Solicitor whose “dysfunctional firm” failed to pay stamp duty to HMRC is struck off


for sale sign

SDT: title to the Central London property never registered

The “chaotic” situation at a solicitor’s firm was no excuse for her failure to pay stamp duty to the HMRC, the Solicitors Disciplinary Tribunal (SDT) has ruled.

The SDT said Dalida Jhugroo’s recklessness in failing to make the payments needed to register title to a property in London amounted to a lack of integrity, and ordered her to be struck off.

The tribunal said it was still not known what had happened to the £28,150 received for her client’s stamp duty and Land Registry application fee.

“The respondent knew she had received a significant amount of client money for a specific and important purpose and she failed to carry out that purpose,” the SDT said.

“The tribunal was satisfied that in the circumstances of this case, the respondent’s conduct had been reckless. She had failed to turn her mind to the proper interests of her client and carry out Ms L’s instructions.

“Whilst the (perhaps) chaotic situation of the firm provided a context for this misconduct, it was not an excuse as the respondent had allowed matters to reach the point where her firm was dysfunctional.

“On the facts of this case, the respondent’s recklessness in failing to deal with the payments needed to register Ms L’s title was at a level which amounted to a lack of integrity.”

The tribunal said that Ms Jhugroo had been suspended for three years by the SDT in June 2012 for a range of offences, including breaches of the accounts rules, providing banking facilities for clients with no underlying legal transactions and withdrawing money from client account on behalf of clients in excess of the amount held for them.

At her latest tribunal hearing, the SDT found that all the allegations against Ms Jhugroo made by the Solicitors Regulation Authority (SRA) had been proved.

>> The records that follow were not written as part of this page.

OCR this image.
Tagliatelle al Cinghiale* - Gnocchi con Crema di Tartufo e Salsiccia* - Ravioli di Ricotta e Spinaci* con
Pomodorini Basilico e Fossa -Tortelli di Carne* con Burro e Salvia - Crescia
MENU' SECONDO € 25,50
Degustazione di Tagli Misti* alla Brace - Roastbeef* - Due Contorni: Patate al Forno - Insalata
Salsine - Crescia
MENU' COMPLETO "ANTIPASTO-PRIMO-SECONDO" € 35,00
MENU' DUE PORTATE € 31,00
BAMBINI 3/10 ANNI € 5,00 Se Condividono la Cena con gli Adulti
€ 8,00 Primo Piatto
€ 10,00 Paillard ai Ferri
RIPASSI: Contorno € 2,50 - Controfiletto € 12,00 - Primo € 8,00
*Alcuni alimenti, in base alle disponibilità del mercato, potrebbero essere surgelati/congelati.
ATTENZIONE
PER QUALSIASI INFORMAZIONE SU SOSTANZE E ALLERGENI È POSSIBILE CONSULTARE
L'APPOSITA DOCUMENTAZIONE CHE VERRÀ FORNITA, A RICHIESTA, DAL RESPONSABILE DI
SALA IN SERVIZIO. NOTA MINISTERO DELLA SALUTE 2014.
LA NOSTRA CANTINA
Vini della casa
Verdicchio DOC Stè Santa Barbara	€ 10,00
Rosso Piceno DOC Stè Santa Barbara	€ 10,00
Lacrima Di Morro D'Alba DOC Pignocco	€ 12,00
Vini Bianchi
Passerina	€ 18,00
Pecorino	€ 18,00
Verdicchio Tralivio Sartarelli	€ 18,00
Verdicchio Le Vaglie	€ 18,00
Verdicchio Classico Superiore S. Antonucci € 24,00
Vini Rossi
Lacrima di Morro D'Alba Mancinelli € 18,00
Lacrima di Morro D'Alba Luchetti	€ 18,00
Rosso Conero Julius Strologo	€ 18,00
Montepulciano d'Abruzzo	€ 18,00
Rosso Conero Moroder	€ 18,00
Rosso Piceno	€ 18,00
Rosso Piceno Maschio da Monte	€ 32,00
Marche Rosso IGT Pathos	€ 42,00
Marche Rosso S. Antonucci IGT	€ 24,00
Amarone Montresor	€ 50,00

These included failing to act in the best interests of her client, failing to act with integrity and failing to return money to the client as soon as there was no longer any proper reason to retain it.

The tribunal heard in SRA v Jhugroo (case no.11455-2015) that Ms Jhugroo was a partner at Hartington Law in London’s West End. When the partnership was dissolved in April 2010, she continued to trade alone until the firm closed in November 2010.

The SRA received a complaint from a firm of solicitors in August 2014 that a client’s title to a property in central London had not been registered by Hartington Law, leading to an investigation by the regulator.

The SDT said that, in an e-mail to the SRA in October 2015, Ms Jhugroo confirmed that completion money had been received in full and the property was not registered.

“No explanation had been given about what happened to the monies provided for SDLT and registration fee (totalling £28,150) thereafter.”

The tribunal noted that the conduct had happened when the solicitor was trying to close her firm, after the departure of her business partner, and the argument in Ms Jhugroo’s e-mail to the SRA about the “hectic” situation and that the failure to register the property was not deliberate, but was an oversight.

However, the tribunal said there was a period of almost two months between completion of the purchase and the closure of the firm, which was “ample time to notice and deal with all the post-completion matters”.

Ms Jhugroo was not present at the tribunal hearing, and did not offer any mitigation. The SDT accepted that she had had “no specific intention to act unprofessionally”, but the harm caused to the client had been serious. Her title to a property, which she had purchased for nearly £700,000, had not been registered and she had lost the chance to sell the property when she wanted to do so in 2014.

The SDT concluded: “The seriousness of the respondent’s misconduct, particularly where she had not shown sufficient insight into her misconduct, was at the highest level and no lesser sanction than striking off the roll was appropriate and proportionate.”

Ms Jhugroo was struck off and ordered to pay costs of £4,816.